Bryan Magee (from Confessions of a Philosopher, 1997)

[In 1978 Bryan Magee interviewed A. J. Ayer on his television series, Men of Ideas. In the following excerpt from that interview Ayer admitted that logical positivism suffered from the defect that “nearly all of it was false,” as you may hear for yourself by clicking HERE and starting 6:25 minutes in. The reader may discern, however, that Ayer remained unrepentant about the analytic approach and its war on metaphysics.]

MAGEE: Now logical positivism must have had actually some real defects. What do you now in retrospect think the main shortcomings of the movement were.


AYER: I suppose the greatest that nearly all of it was false. (hearty laughter from the two of them)


MAGEE: I think you need to say a little more about that.


AYER: Perhaps that’s being too harsh on it. I still want to say that it was true in spirit in a way, that the attitude was right.

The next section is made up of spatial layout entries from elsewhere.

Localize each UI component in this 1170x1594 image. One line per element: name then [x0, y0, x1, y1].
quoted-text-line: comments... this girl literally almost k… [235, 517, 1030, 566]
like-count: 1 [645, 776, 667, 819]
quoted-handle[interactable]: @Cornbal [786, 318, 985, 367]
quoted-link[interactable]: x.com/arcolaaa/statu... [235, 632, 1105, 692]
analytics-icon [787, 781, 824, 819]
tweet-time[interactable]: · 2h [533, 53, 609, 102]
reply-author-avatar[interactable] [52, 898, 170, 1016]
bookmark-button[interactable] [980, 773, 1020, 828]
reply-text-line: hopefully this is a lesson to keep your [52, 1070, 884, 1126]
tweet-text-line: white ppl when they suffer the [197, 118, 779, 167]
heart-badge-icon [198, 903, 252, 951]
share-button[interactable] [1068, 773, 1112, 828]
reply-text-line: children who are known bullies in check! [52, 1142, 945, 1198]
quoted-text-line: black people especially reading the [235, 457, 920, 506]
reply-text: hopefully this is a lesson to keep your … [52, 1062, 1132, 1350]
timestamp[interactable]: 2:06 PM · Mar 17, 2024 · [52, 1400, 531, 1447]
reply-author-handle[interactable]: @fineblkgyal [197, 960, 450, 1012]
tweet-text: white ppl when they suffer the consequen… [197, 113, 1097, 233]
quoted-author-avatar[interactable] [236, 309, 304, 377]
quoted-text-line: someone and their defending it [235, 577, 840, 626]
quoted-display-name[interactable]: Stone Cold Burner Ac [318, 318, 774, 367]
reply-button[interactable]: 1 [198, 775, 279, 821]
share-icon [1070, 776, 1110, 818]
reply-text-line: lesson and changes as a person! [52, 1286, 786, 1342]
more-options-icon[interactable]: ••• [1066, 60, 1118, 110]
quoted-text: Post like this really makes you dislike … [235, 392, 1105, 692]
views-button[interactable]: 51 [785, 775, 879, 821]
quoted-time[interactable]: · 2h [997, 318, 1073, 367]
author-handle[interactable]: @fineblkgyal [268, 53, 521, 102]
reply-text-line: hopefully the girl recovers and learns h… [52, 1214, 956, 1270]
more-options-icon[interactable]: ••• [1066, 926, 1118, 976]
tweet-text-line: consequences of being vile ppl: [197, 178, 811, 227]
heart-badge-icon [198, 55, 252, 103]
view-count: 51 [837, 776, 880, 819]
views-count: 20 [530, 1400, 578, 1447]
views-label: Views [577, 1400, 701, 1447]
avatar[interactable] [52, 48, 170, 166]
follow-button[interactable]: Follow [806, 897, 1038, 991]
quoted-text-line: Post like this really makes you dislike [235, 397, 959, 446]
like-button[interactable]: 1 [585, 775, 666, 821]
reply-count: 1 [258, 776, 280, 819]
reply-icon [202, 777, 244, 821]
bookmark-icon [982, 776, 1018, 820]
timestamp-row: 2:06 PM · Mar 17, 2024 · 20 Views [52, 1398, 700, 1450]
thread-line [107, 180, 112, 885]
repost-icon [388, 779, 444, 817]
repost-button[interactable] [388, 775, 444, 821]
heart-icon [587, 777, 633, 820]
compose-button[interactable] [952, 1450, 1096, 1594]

But if one goes for the details, first of all the verification principle never got itself properly formulated. I tried several times and it always let in either too little or too much, and to this day it hasn’t received a properly logically precise formulation. Then, the reductionism just doesn’t work. You can’t reduce statements, even ordinary simple statements about cigarette cases and glasses and ashtrays, to statements about sense data, let alone more abstract statements of science...If you go in detail very, very little survives. What survives is the general rightness of the approach.